Ghost peaks are spurious peaks of unknown origin. One possible cause of ghost peaks is a difference between the amount of dissolved air in the sample and the mobile phase. This problem can be corrected by degassing both the mobile phase and sample by using an in-line vacuum degasser. When using UV detection, ghost peaks are more prevalent and typically larger at lower wavelengths. It is also useful to exchange acetonitrile (ACN) for methanol in the mobile phase since oxygen has lower solubility in ACN. Ghost peaks can also result from refractive-index effects, column contamination, mobile phase contamination, contaminated autosampler blank or wash solution, or microbial growth in a mobile-phase component or solvent filter. Grace Vydac Application Note #AN122.

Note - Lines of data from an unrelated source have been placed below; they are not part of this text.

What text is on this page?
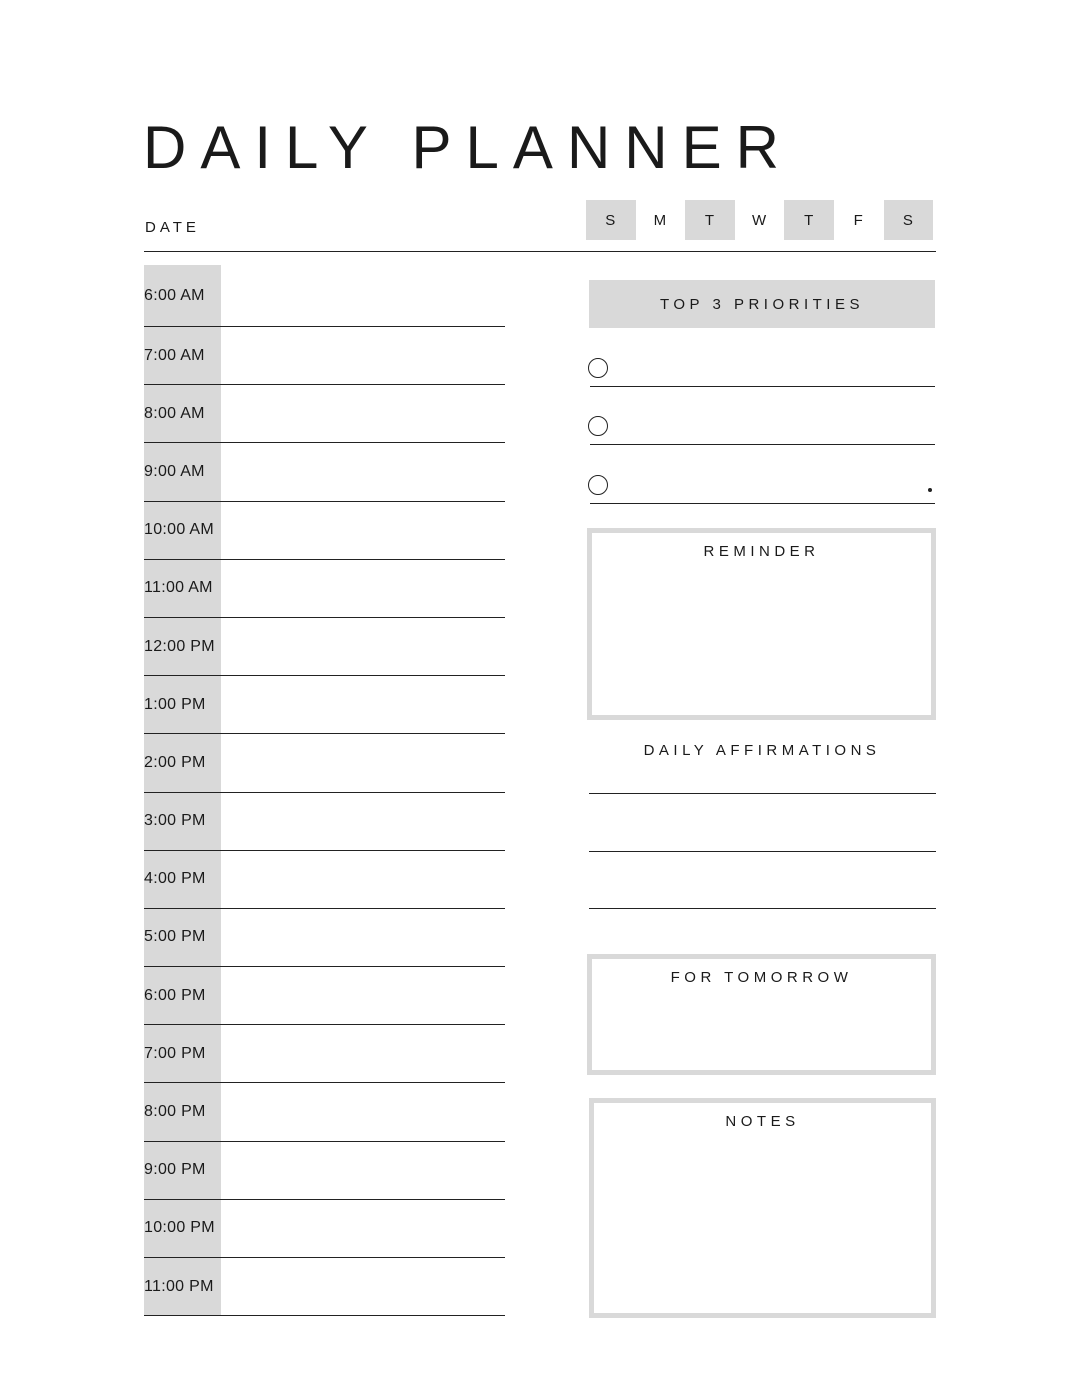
DAILY PLANNER
DATE	S	M	T	W	T	F	S
6:00 AM
7:00 AM
8:00 AM
9:00 AM
10:00 AM
11:00 AM
12:00 PM
1:00 PM
2:00 PM
3:00 PM
4:00 PM
5:00 PM
6:00 PM
7:00 PM
8:00 PM
9:00 PM
10:00 PM
11:00 PM
TOP 3 PRIORITIES
REMINDER
DAILY AFFIRMATIONS
FOR TOMORROW
NOTES
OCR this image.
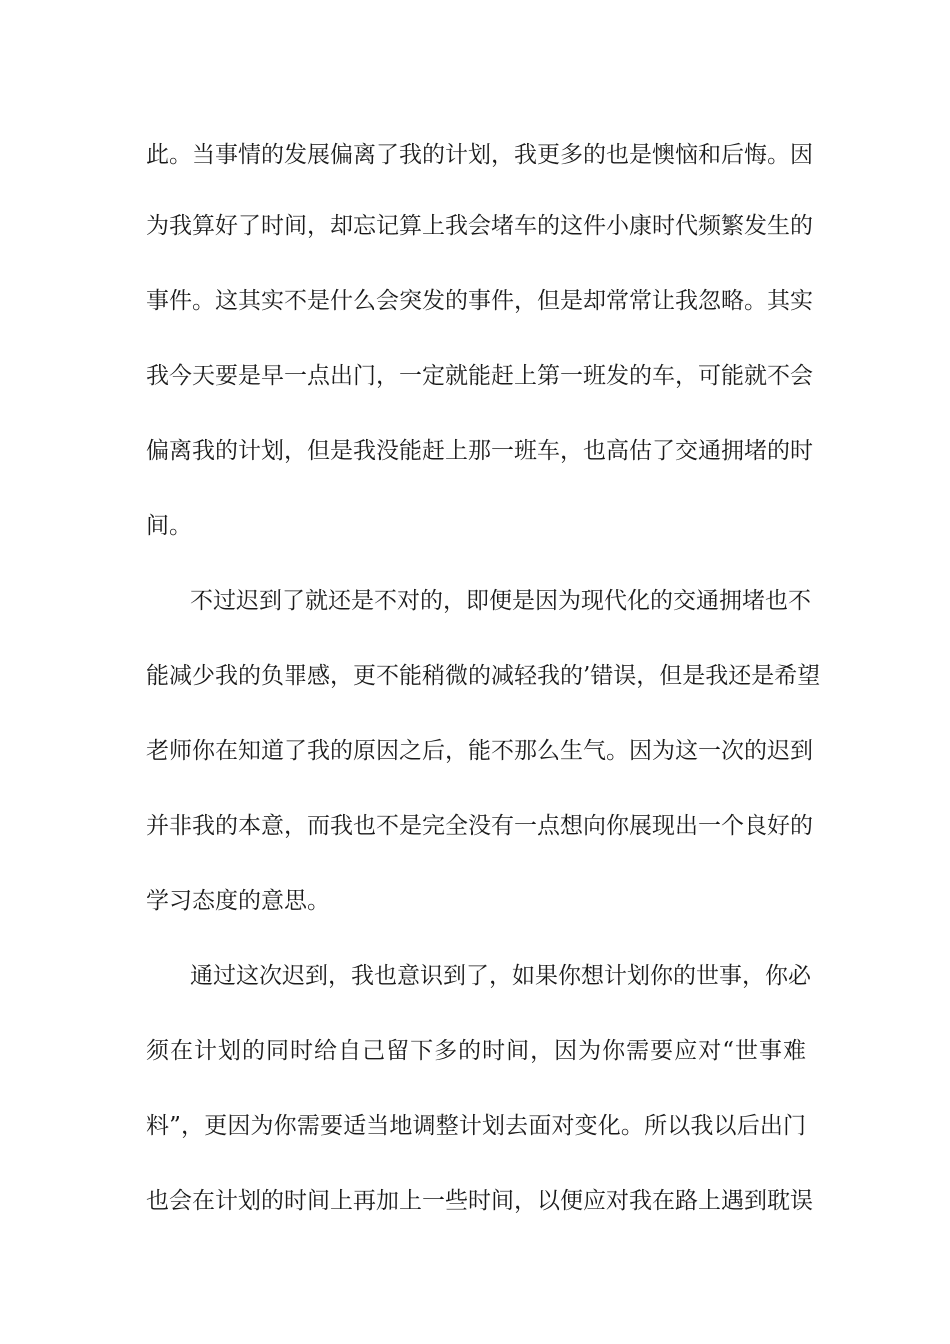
此。当事情的发展偏离了我的计划，我更多的也是懊恼和后悔。因
为我算好了时间，却忘记算上我会堵车的这件小康时代频繁发生的
事件。这其实不是什么会突发的事件，但是却常常让我忽略。其实
我今天要是早一点出门，一定就能赶上第一班发的车，可能就不会
偏离我的计划，但是我没能赶上那一班车，也高估了交通拥堵的时
间。
不过迟到了就还是不对的，即便是因为现代化的交通拥堵也不
能减少我的负罪感，更不能稍微的减轻我的’错误，但是我还是希望
老师你在知道了我的原因之后，能不那么生气。因为这一次的迟到
并非我的本意，而我也不是完全没有一点想向你展现出一个良好的
学习态度的意思。
通过这次迟到，我也意识到了，如果你想计划你的世事，你必
须在计划的同时给自己留下多的时间，因为你需要应对“世事难
料”，更因为你需要适当地调整计划去面对变化。所以我以后出门
也会在计划的时间上再加上一些时间，以便应对我在路上遇到耽误
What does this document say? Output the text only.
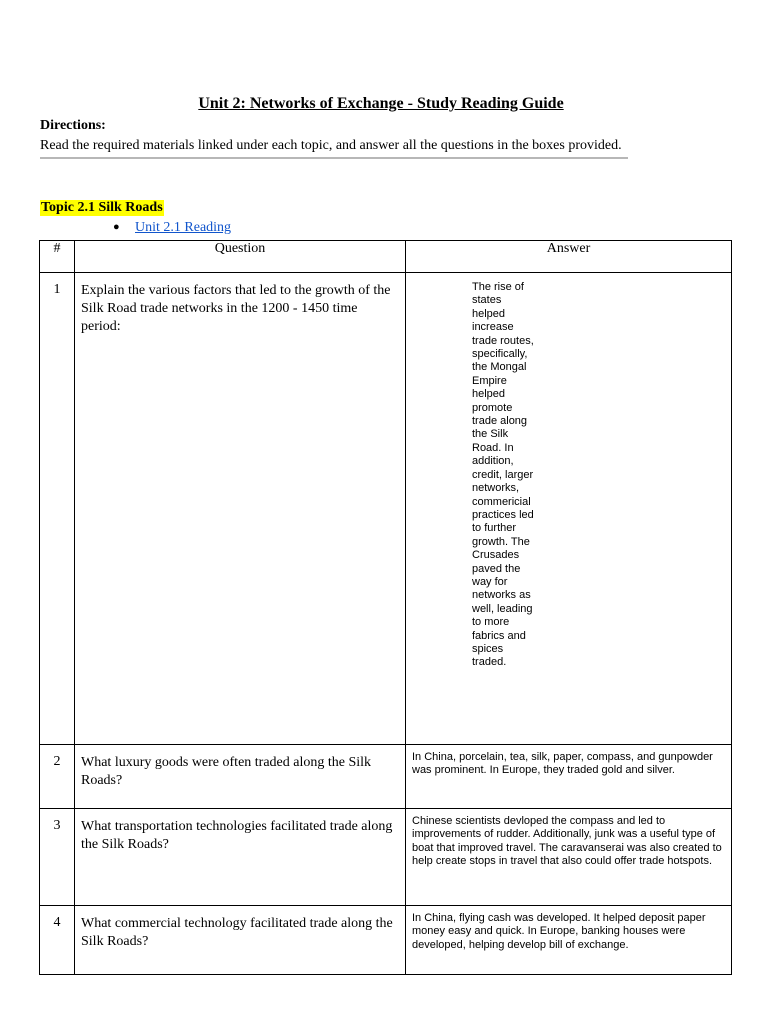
Unit 2: Networks of Exchange - Study Reading Guide
Directions:
Read the required materials linked under each topic, and answer all the questions in the boxes provided.
Topic 2.1 Silk Roads
● Unit 2.1 Reading
#	Question	Answer
1	Explain the various factors that led to the growth of the Silk Road trade networks in the 1200 - 1450 time period:	The rise of states helped increase trade routes, specifically, the Mongal Empire helped promote trade along the Silk Road. In addition, credit, larger networks, commericial practices led to further growth. The Crusades paved the way for networks as well, leading to more fabrics and spices traded.

2	What luxury goods were often traded along the Silk Roads?	In China, porcelain, tea, silk, paper, compass, and gunpowder was prominent. In Europe, they traded gold and silver.
3	What transportation technologies facilitated trade along the Silk Roads?	Chinese scientists devloped the compass and led to improvements of rudder. Additionally, junk was a useful type of boat that improved travel. The caravanserai was also created to help create stops in travel that also could offer trade hotspots.
4	What commercial technology facilitated trade along the Silk Roads?	In China, flying cash was developed. It helped deposit paper money easy and quick. In Europe, banking houses were developed, helping develop bill of exchange.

Sensitivity problems relate to a change in peak heights while all other system settings and method parameters remain unchanged. When all peaks within a run change proportionately, an injection problem is likely. If only a few peak heights change, then there may be a problem with the sample preparation procedure. If all peak heights change when running standards, check the injection procedures. When using an autosampler, inspect the needle assembly and injection flow circuit for possible blockage or leaks and ensure that sufficient sample is available in the sample vial. With either manual or automatic injections, be sure to inject less than 50% of the total loop volume when performing partial loop injections. While performing flushed loop injections, be sure to overfill the loop with sample using 2- 3 times the loop volume to ensure reproducible results. With manual injection valves, check for leaks or blockage in the injection loop, rotor seal, and needle seal. Rebuild the injection valve and replace these components if problems are found. If only a few peak heights change, check sample preparation and sample storage procedures. Sample losses can occur during the extraction, evaporation, reconstitution, and transfer steps of the sample preparation process. Sample concentration can also change due to sample evaporation or degradation when samples are not proper-ly capped and stored. The use of an internal standard prior to sample preparation may help to isolate problem steps. If problems occur for only large or small peaks, check the linear range of the detector or data system. Try injecting various sample concentrations and note the changes in these peaks. Make the appropriate changes to the method if this corrects the problem. Also, make sure the column is not overloaded. If sensitivity changes only for the first few injections, column conditioning may be occuring. Sample carryover from the injection loop can also appear as changes in sensitivity. Ensure that the loop is properly washed and that sample is not adsorbing to the sample loop or connecting tubing by making several blank injections and checking for carryover.